I have a secondary PC – an HTPC with a 10 year old i7-4790k cpu (stock 4.0Ghz with 4.4Ghz turbo, undervolted to 1.1v), paired with an RX6600. I am playing around with it to boost fps in games.

With my current stock speeds and undervolted stock speeds, I get about ~7000 in passmark. For reference, the average 4790k on passmark gets closer to 8000. I tried to manually overclock it to 4.6GHz @ 1.19v and everything else on default/auto, and I got maybe 7500 in passmark. Both this manual OC and stock speeds gets me around 40-70 fps (averaging around 50s fps) during intensive scenes in Silent Hill 2 remake.

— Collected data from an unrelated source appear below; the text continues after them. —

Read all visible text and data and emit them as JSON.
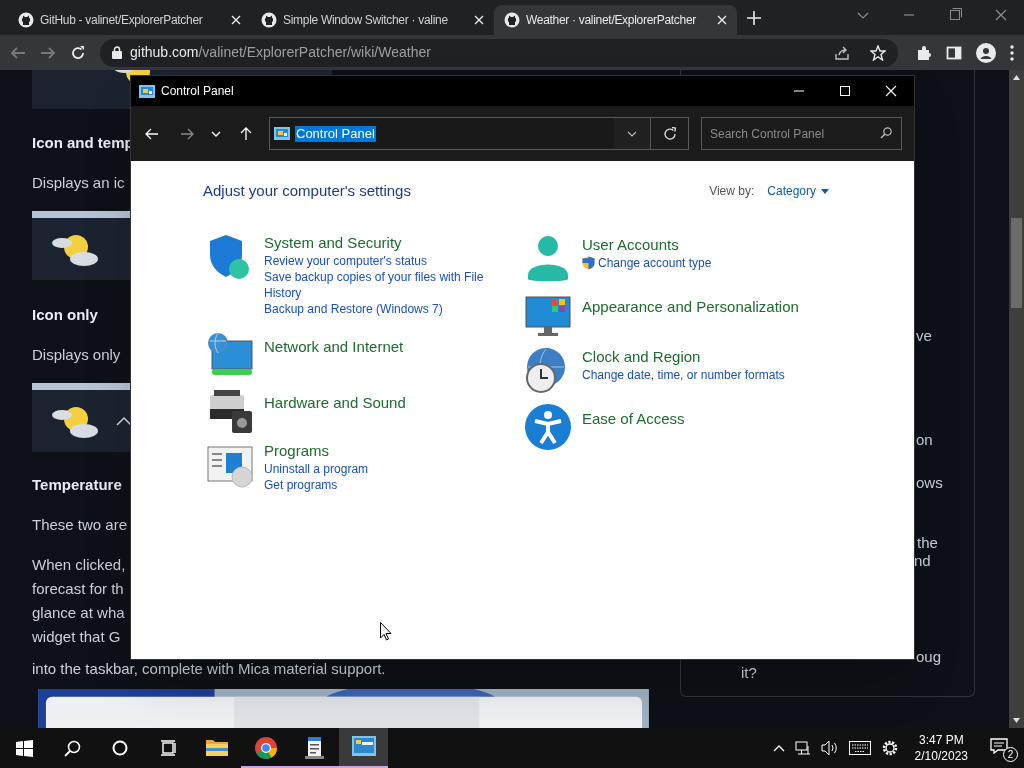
{
  "browser": {
    "tabs": [
      {
        "title": "GitHub - valinet/ExplorerPatcher",
        "selected": false
      },
      {
        "title": "Simple Window Switcher · valine",
        "selected": false
      },
      {
        "title": "Weather · valinet/ExplorerPatcher",
        "selected": true
      }
    ],
    "address": {
      "host": "github.com",
      "path": "/valinet/ExplorerPatcher/wiki/Weather"
    }
  },
  "page": {
    "blocks": [
      {
        "kind": "card-top"
      },
      {
        "kind": "heading",
        "text": "Icon and temp"
      },
      {
        "kind": "text",
        "text": "Displays an ic"
      },
      {
        "kind": "card"
      },
      {
        "kind": "heading",
        "text": "Icon only"
      },
      {
        "kind": "text",
        "text": "Displays only"
      },
      {
        "kind": "card-chevron"
      },
      {
        "kind": "heading",
        "text": "Temperature"
      },
      {
        "kind": "text",
        "text": "These two are"
      },
      {
        "kind": "paragraph",
        "lines": [
          "When clicked,",
          "forecast for th",
          "glance at wha",
          "widget that G",
          "into the taskbar, complete with Mica material support."
        ]
      },
      {
        "kind": "picture"
      }
    ],
    "side_fragments": [
      "ve",
      "on",
      "ows",
      "the",
      "nd",
      "oug",
      "it?"
    ]
  },
  "control_panel": {
    "title": "Control Panel",
    "address": "Control Panel",
    "search_placeholder": "Search Control Panel",
    "heading": "Adjust your computer's settings",
    "view_by_label": "View by:",
    "view_by_value": "Category",
    "columns": [
      [
        {
          "title": "System and Security",
          "links": [
            {
              "text": "Review your computer's status",
              "shield": false
            },
            {
              "text": "Save backup copies of your files with File History",
              "shield": false
            },
            {
              "text": "Backup and Restore (Windows 7)",
              "shield": false
            }
          ]
        },
        {
          "title": "Network and Internet"
        },
        {
          "title": "Hardware and Sound"
        },
        {
          "title": "Programs",
          "links": [
            {
              "text": "Uninstall a program",
              "shield": false
            },
            {
              "text": "Get programs",
              "shield": false
            }
          ]
        }
      ],
      [
        {
          "title": "User Accounts",
          "links": [
            {
              "text": "Change account type",
              "shield": true
            }
          ]
        },
        {
          "title": "Appearance and Personalization"
        },
        {
          "title": "Clock and Region",
          "links": [
            {
              "text": "Change date, time, or number formats",
              "shield": false
            }
          ]
        },
        {
          "title": "Ease of Access"
        }
      ]
    ]
  },
  "taskbar": {
    "apps": [
      {
        "kind": "explorer",
        "running": false,
        "active": false
      },
      {
        "kind": "chrome",
        "running": true,
        "active": false
      },
      {
        "kind": "notepad",
        "running": true,
        "active": false
      },
      {
        "kind": "controlpanel",
        "running": true,
        "active": true
      }
    ],
    "time": "3:47 PM",
    "date": "2/10/2023",
    "notifications": "2"
  }
}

My motherboard has a BIOS AutoOC function that sets the clockspeed at 4.6Ghz boost. I set the voltage to 1.18v. This autoOC result gets me a massive ~9000 ~9200 in passmark. This autoAC also massively boosts my fps from a 50 fps average to around 75 fps average in the same scenes/same areas in the Silent Hill 2 remake.

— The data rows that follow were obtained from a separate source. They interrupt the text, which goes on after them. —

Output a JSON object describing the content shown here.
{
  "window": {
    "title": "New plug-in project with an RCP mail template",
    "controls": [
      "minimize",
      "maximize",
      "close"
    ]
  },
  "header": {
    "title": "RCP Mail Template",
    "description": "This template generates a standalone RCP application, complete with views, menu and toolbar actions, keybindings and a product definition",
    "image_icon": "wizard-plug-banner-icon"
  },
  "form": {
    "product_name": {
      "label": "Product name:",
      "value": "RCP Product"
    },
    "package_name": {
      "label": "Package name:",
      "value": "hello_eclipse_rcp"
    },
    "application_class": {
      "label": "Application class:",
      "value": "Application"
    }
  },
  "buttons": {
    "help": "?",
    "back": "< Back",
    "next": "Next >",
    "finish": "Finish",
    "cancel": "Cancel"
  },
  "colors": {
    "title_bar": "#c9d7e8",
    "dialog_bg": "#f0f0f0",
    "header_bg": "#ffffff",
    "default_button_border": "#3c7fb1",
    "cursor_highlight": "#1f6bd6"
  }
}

It turned out this was caused by the default "auto" settings that limits power to 88watts. I tried my undervolted near-stock stock speeds settings with power limited increased from auto/88w to 120watts – and now get ~8500 in passmark. I manually overclocked to 4.6GHz with power limiter increased to 140watts – and get ~9000 in passmark, the same as my auto OC to 4.6GHz.

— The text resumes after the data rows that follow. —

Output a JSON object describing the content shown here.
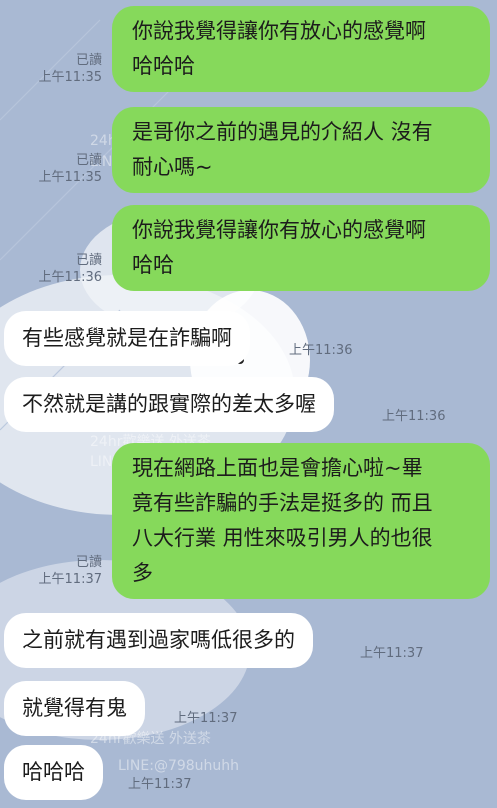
{
  "chat": {
    "messages": [
      {
        "dir": "out",
        "text": "你說我覺得讓你有放心的感覺啊\n哈哈哈",
        "read": "已讀",
        "time": "上午11:35"
      },
      {
        "dir": "out",
        "text": "是哥你之前的遇見的介紹人 沒有\n耐心嗎~",
        "read": "已讀",
        "time": "上午11:35"
      },
      {
        "dir": "out",
        "text": "你說我覺得讓你有放心的感覺啊\n哈哈",
        "read": "已讀",
        "time": "上午11:36"
      },
      {
        "dir": "in",
        "text": "有些感覺就是在詐騙啊",
        "time": "上午11:36"
      },
      {
        "dir": "in",
        "text": "不然就是講的跟實際的差太多喔",
        "time": "上午11:36"
      },
      {
        "dir": "out",
        "text": "現在網路上面也是會擔心啦~畢\n竟有些詐騙的手法是挺多的 而且\n八大行業 用性來吸引男人的也很\n多",
        "read": "已讀",
        "time": "上午11:37"
      },
      {
        "dir": "in",
        "text": "之前就有遇到過家嗎低很多的",
        "time": "上午11:37"
      },
      {
        "dir": "in",
        "text": "就覺得有鬼",
        "time": "上午11:37"
      },
      {
        "dir": "in",
        "text": "哈哈哈",
        "time": "上午11:37"
      }
    ],
    "watermark": {
      "line1": "24hr歡樂送 外送茶",
      "line2": "LINE:@798uhuhh"
    }
  },
  "colors": {
    "background": "#a9b9d3",
    "outgoing_bubble": "#86d95b",
    "incoming_bubble": "#ffffff",
    "meta_text": "#616c7e"
  }
}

So basically, I was going from ~7000 to 8500 in passmark scores by keeping the same stock speeds but increasing the power limit from auto/88w to 120w. This is a 21% increase in performance without even changing the clock speeds.

Strangely enough, I checked both HWInfo and HWmonitor power consumption for the cpu package and for cpu cores, and they showed the difference between the auto/88W and 120w power settings wasn't that much. It was maybe 10-15 watt difference (eg. if the auto/88w setting was 115w, the 120w power setting would show 125-130w).

Thus, can anyone explain why there is such a huge difference (eg. 21% even without overclock) just by simply increasing/adjusting the power limiter from default? Why did my stock/default 88w "auto" setting used by my motherboard nerf the 4790k so much?

Is this normal among many motherboards or did my motherboard set uniquely bad settings that nerfed my CPU?


Passmark scores:

~9000 with BIOS autoOC to 4.6GHz and power limit is determined by the autoOC setting

~7500 with 4.6GHz OC and power set to auto/88watts

~9000 with 4.6GHz OC but power set to 140 watts

~8500 with 4.0GHz/4.4GHz boost but power set to 120 watts

~7000 with 4.0GHz/4.4GHz boost and power set to auto/88watts

Sscreenshots of passmark score with autoOC:
https://imgur.com/a/0nk6VIW

Specs:

i7 4790k (delidded)

GIGABYTE GA-B85M-D3H motherboard

16GB DDR3 RAM @ 1600MHz

500 GB SATA SSD

1 Comment

  1. type_111

    88W is the standard power limit specified by Intel.

    I have 3 Z87/Z97 boards and they all default to essentially unlimited power. On the Asus board that defaults to all-core 44x it actually crashes my 4790K under full load AVX2 (pulls over 200W.)